Festa in paese con la sagra della trebbiatura
NOVIGLIO.Noviglio è pronta a riabbracciare le sue mondine. Domani pomeriggio, a conclusione dei festeggiamenti del settembre novigliese, il borgo della bassa milanese celebra le sue origini contadine nella sagra paesana della trebbiatura; la tradizionale manifestazione, che, nata quasi vent´anni fa, con il suo folclore richiama, ogni anno, sulla piazza del paese centinaia di spettatori. La festa comincia alle 14 quando, sulla piazza di Noviglio, sfileranno i trattori e le trebbiatrici d'epoca dei fratelli Pietro e Mario Brusati; veri e propri gioielli agricoli d'epoca. I pezzi forti della collezione: una locomobile del 1902 e modelli di trebbiatrici del 1918; tutti ancora perfettamente funzionanti. Al termine della sfilata delle macchine agricole ci sarà la tradizionale passerella delle mondine di Noviglio che, su vecchi carri, sfileranno per le vie del paese intonando i canti tradizionali della campagna. Poi verrà messa in scena l'attesa dimostrazione della trebbiatura. Covoni di frumento verranno introdotti nella grande trebbiatrice che li sgranerà e li pulirà. Al termine della dimostrazione si brinderà con il vino e, le mondine, come simbolo di buon auspicio, distribuiranno ai presenti le spighe di riso. Poi, alle 18, tutti in fila per la risottata.

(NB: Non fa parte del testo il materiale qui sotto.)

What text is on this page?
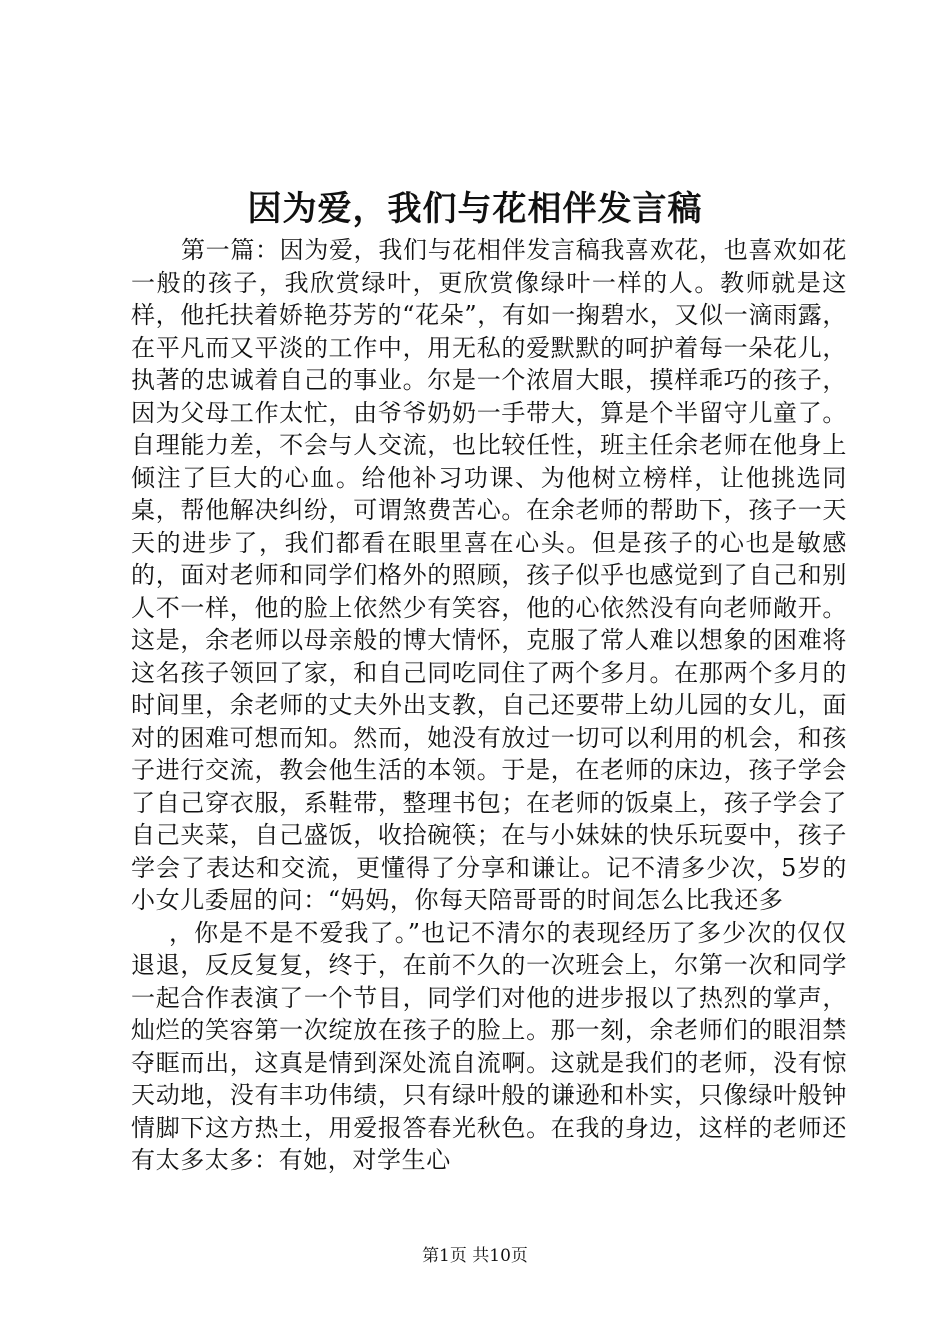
因为爱，我们与花相伴发言稿

第一篇：因为爱，我们与花相伴发言稿我喜欢花，也喜欢如花一般的孩子，我欣赏绿叶，更欣赏像绿叶一样的人。教师就是这样，他托扶着娇艳芬芳的“花朵”，有如一掬碧水，又似一滴雨露，在平凡而又平淡的工作中，用无私的爱默默的呵护着每一朵花儿，执著的忠诚着自己的事业。尔是一个浓眉大眼，摸样乖巧的孩子，因为父母工作太忙，由爷爷奶奶一手带大，算是个半留守儿童了。自理能力差，不会与人交流，也比较任性，班主任余老师在他身上倾注了巨大的心血。给他补习功课、为他树立榜样，让他挑选同桌，帮他解决纠纷，可谓煞费苦心。在余老师的帮助下，孩子一天天的进步了，我们都看在眼里喜在心头。但是孩子的心也是敏感的，面对老师和同学们格外的照顾，孩子似乎也感觉到了自己和别人不一样，他的脸上依然少有笑容，他的心依然没有向老师敞开。这是，余老师以母亲般的博大情怀，克服了常人难以想象的困难将这名孩子领回了家，和自己同吃同住了两个多月。在那两个多月的时间里，余老师的丈夫外出支教，自己还要带上幼儿园的女儿，面对的困难可想而知。然而，她没有放过一切可以利用的机会，和孩子进行交流，教会他生活的本领。于是，在老师的床边，孩子学会了自己穿衣服，系鞋带，整理书包；在老师的饭桌上，孩子学会了自己夹菜，自己盛饭，收拾碗筷；在与小妹妹的快乐玩耍中，孩子学会了表达和交流，更懂得了分享和谦让。记不清多少次，5岁的小女儿委屈的问：“妈妈，你每天陪哥哥的时间怎么比我还多

，你是不是不爱我了。”也记不清尔的表现经历了多少次的仅仅退退，反反复复，终于，在前不久的一次班会上，尔第一次和同学一起合作表演了一个节目，同学们对他的进步报以了热烈的掌声，灿烂的笑容第一次绽放在孩子的脸上。那一刻，余老师们的眼泪禁夺眶而出，这真是情到深处流自流啊。这就是我们的老师，没有惊天动地，没有丰功伟绩，只有绿叶般的谦逊和朴实，只像绿叶般钟情脚下这方热土，用爱报答春光秋色。在我的身边，这样的老师还有太多太多：有她，对学生心

第1页 共10页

Per tutta la giornata inoltre, presso la parrocchia di San Sebastiano, verrà allestita la pesca di beneficenza, mentre, sulla piazza, ci saranno i mercatini, le bancarelle e le giostre. Alle 20 l'amministrazione comunale e la Pro Loco premieranno vincitori e partecipanti a giochi, concorsi e tornei che si sono svolti nel corso delle tre settimane di festa. E, come in tutte le sagre paesane che si rispettino, l´epilogo sarà tutto danzante con l'orchestra «Giannini e Paola». Un salto indietro nella memoria per gli spettatori più anziani, per i più giovani invece la scoperta del mondo contadino di una volta. A tenerlo ancora vivo la memoria e le tradizioni che non si perdono come, appunto, la sagra della trebbiatura di Noviglio.